И Левин обнял ее. Несколько волшебных часов он обнимал Элайас Брин, а потом она обнимала его на надувном матрасе возле МоМА; они прижимались друг к другу, как двое детей на ночевке в гостях, а город вокруг них продолжал свою безостановочную жизнь.
Левину снилась Лидия. Они оба лежали на похоронных дрогах, облаченные в традиционные одеяния покойников. Толпа неизвестных плакальщиков везла их в похоронное бюро. Но они не умерли. Левин разбудил Лидию, убежал вместе с ней из похоронного бюро, пересек улицу, завел в кафе и страстно поцеловал. Проснувшись, он вспомнил об одной ссоре.
— Ты недоволен, но ведь дело, должно быть, в тебе самом, Арки, — заявила ему Лидия.
— Ну и отлично, уж в твоей-то жизни все всегда хорошо.
— В самом деле?

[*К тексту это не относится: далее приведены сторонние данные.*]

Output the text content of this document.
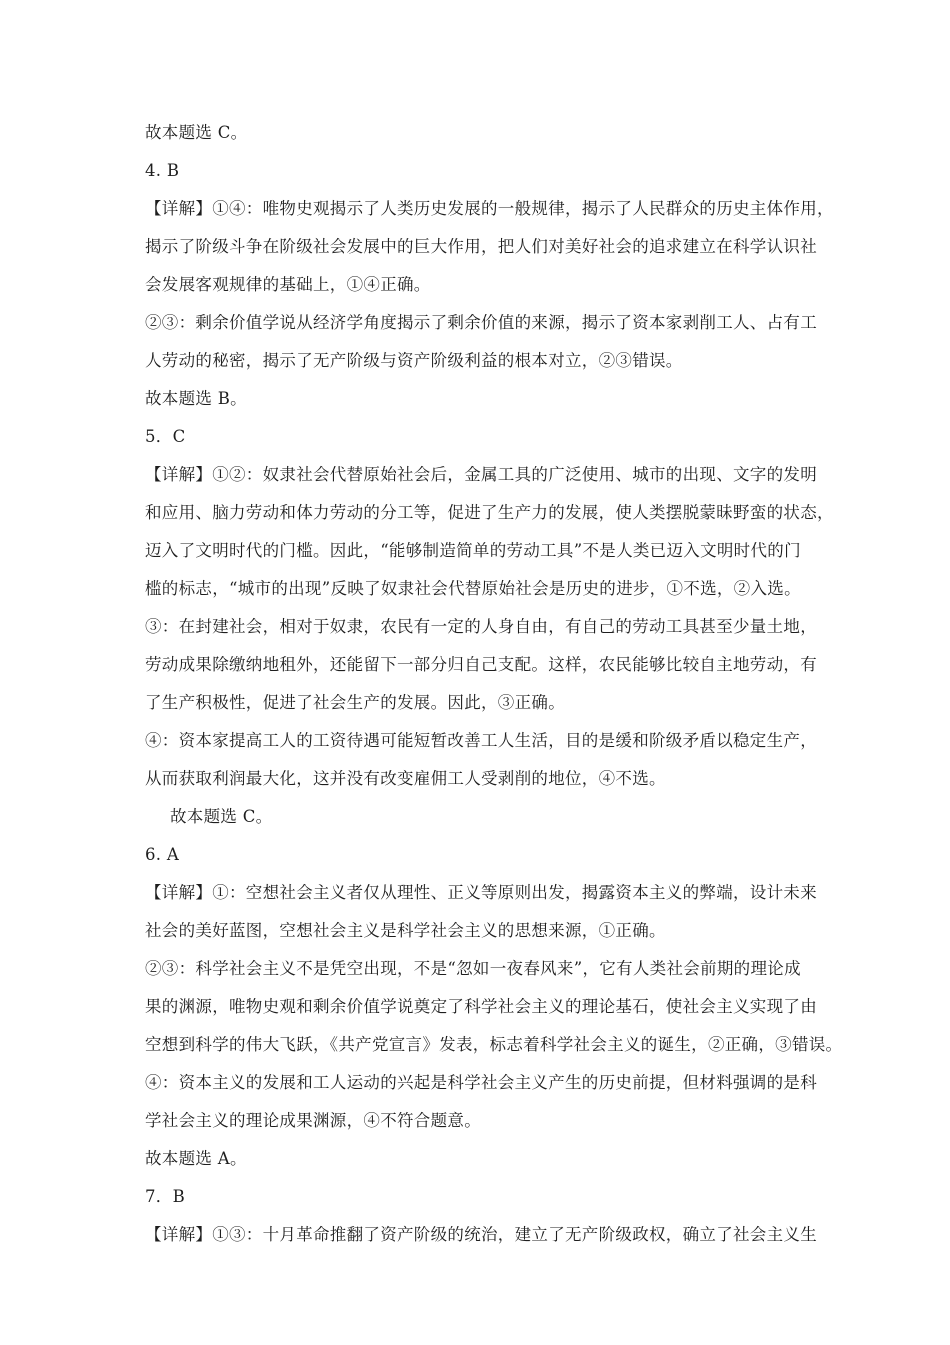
故本题选 C。
4. B
【详解】①④：唯物史观揭示了人类历史发展的一般规律，揭示了人民群众的历史主体作用，
揭示了阶级斗争在阶级社会发展中的巨大作用，把人们对美好社会的追求建立在科学认识社
会发展客观规律的基础上，①④正确。
②③：剩余价值学说从经济学角度揭示了剩余价值的来源，揭示了资本家剥削工人、占有工
人劳动的秘密，揭示了无产阶级与资产阶级利益的根本对立，②③错误。
故本题选 B。
5．C
【详解】①②：奴隶社会代替原始社会后，金属工具的广泛使用、城市的出现、文字的发明
和应用、脑力劳动和体力劳动的分工等，促进了生产力的发展，使人类摆脱蒙昧野蛮的状态，
迈入了文明时代的门槛。因此，“能够制造简单的劳动工具”不是人类已迈入文明时代的门
槛的标志，“城市的出现”反映了奴隶社会代替原始社会是历史的进步，①不选，②入选。
③：在封建社会，相对于奴隶，农民有一定的人身自由，有自己的劳动工具甚至少量土地，
劳动成果除缴纳地租外，还能留下一部分归自己支配。这样，农民能够比较自主地劳动，有
了生产积极性，促进了社会生产的发展。因此，③正确。
④：资本家提高工人的工资待遇可能短暂改善工人生活，目的是缓和阶级矛盾以稳定生产，
从而获取利润最大化，这并没有改变雇佣工人受剥削的地位，④不选。
故本题选 C。
6. A
【详解】①：空想社会主义者仅从理性、正义等原则出发，揭露资本主义的弊端，设计未来
社会的美好蓝图，空想社会主义是科学社会主义的思想来源，①正确。
②③：科学社会主义不是凭空出现，不是“忽如一夜春风来”，它有人类社会前期的理论成
果的渊源，唯物史观和剩余价值学说奠定了科学社会主义的理论基石，使社会主义实现了由
空想到科学的伟大飞跃，《共产党宣言》发表，标志着科学社会主义的诞生，②正确，③错误。
④：资本主义的发展和工人运动的兴起是科学社会主义产生的历史前提，但材料强调的是科
学社会主义的理论成果渊源，④不符合题意。
故本题选 A。
7．B
【详解】①③：十月革命推翻了资产阶级的统治，建立了无产阶级政权，确立了社会主义生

Разве тебе что-то известно о моей жизни?
— Я много чего замечаю.
— Но не факт, что… Черт возьми, Арки, ты просто слеп.
— Да, я замечаю… Но я последний человек, которому ты помогаешь. На первом месте всегда Элис, потом твои заказчики, подруги. Я имею в виду, когда, черт возьми, дойдет очередь и до меня?